Engineering Core Size of InP Quantum Dot with Incipient ZnS for Blue Emission

Blue indium phosphide quantum dot (InP QD) is an emerging colloidal semiconductor nanocrystal, considered as a promising next-generation photoactive material for light-emitting purposes. Despite the tremendous progress in blue InP QDs, the synthetic method for tailoring InP core size to realize the blue-emissive QDs still lags behind. This work suggests a synthetic method for blue-emitting InP QDs by engineering the core size with an incipient ZnS (i-ZnS) shell. The formation of i-ZnS complexes, before the tris(trimethylsilyl)phosphine injection (e.g., before core growth process), restrains the overgrowth of InP nuclei by rapidly forming a ZnS shell on its surface, thereby resulting in further dwarfed InP cores. With additional ZnS shell coating, the blue QDs exhibit a photoluminescence quantum yield of approximate to 52% at 483 nm.
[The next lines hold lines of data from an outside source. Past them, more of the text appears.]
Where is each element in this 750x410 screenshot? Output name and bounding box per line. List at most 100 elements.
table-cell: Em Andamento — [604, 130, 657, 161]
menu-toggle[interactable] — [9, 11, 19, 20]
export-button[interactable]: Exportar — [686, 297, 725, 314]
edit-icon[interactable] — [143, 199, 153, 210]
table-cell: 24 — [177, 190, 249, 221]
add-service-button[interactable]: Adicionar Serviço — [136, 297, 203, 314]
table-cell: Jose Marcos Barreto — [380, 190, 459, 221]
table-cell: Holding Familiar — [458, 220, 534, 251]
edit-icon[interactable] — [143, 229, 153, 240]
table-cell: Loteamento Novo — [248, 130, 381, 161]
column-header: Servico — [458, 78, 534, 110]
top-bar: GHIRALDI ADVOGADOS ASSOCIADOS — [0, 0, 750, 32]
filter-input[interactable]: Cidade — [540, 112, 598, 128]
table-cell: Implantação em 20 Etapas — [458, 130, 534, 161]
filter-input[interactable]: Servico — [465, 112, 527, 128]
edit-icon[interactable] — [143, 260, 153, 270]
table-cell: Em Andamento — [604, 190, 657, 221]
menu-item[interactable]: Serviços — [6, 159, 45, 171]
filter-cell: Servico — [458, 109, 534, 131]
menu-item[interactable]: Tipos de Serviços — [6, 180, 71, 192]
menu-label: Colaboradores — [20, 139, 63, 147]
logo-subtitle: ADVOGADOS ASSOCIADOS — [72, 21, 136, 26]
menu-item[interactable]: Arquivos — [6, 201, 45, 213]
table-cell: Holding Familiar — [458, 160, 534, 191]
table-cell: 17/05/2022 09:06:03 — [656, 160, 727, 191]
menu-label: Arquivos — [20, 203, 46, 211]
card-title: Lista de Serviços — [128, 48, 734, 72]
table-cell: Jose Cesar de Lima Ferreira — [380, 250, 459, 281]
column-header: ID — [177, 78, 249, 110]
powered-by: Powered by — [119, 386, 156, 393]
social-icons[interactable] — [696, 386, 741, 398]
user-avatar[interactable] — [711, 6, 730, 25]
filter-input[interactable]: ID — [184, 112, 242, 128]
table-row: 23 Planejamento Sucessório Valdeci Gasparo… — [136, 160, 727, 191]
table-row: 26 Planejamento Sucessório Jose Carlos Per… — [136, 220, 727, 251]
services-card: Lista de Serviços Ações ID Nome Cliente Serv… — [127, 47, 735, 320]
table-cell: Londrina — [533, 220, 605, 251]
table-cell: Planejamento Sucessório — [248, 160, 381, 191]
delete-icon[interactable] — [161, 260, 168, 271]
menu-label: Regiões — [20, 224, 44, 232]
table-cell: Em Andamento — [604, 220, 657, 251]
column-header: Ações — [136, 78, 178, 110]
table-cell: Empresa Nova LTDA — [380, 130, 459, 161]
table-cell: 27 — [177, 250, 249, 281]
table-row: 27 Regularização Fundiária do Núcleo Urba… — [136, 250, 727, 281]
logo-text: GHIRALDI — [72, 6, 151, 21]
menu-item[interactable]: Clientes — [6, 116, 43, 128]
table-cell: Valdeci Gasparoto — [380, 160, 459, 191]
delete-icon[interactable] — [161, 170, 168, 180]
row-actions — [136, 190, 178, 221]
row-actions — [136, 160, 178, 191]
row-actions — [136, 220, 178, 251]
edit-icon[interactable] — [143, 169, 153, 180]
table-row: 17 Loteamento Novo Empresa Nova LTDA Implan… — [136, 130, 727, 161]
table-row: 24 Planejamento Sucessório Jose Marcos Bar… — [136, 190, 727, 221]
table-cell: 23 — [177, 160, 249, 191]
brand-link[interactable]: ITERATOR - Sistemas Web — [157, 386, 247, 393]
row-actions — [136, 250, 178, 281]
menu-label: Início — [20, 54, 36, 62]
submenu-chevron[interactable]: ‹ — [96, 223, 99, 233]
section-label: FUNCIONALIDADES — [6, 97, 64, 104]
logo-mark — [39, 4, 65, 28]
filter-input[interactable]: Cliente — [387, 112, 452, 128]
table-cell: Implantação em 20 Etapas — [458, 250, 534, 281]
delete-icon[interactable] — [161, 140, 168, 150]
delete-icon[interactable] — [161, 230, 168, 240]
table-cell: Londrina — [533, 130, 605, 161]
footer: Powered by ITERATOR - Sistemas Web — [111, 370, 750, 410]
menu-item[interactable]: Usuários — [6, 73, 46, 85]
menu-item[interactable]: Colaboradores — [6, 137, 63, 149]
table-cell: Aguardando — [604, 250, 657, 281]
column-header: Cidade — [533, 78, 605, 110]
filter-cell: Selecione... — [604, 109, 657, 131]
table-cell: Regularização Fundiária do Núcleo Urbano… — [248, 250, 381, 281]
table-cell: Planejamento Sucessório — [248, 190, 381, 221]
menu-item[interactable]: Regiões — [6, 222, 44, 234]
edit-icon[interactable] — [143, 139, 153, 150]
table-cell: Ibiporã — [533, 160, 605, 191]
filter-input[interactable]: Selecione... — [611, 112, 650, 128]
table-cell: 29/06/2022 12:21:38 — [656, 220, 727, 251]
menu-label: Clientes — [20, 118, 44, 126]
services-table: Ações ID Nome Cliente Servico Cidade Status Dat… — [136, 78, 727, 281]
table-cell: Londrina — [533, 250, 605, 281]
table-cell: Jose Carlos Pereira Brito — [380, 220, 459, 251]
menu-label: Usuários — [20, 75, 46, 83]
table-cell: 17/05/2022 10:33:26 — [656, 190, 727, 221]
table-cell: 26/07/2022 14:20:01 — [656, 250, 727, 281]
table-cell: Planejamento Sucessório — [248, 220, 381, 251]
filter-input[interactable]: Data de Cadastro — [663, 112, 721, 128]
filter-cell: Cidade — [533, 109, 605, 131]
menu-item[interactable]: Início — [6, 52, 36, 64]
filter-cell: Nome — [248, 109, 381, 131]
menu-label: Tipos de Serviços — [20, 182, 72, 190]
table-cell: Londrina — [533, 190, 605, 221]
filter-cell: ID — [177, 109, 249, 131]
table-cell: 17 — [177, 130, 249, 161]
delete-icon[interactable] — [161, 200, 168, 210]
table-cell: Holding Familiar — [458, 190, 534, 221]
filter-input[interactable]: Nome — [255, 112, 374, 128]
The origin of bandgap diminution with the increase of shell thickness, or with the utilization of ZnSe shell is unraveled via the first-principles density functional theory simulations. Simulational evidence on InP-core densification with the shell coating, along with accompanying changes in chemical and structural properties, is presented. The blue-emitting InP QD device shows a maximum luminance of 1162 cd m(-2) and external quantum efficiency of 1.4%.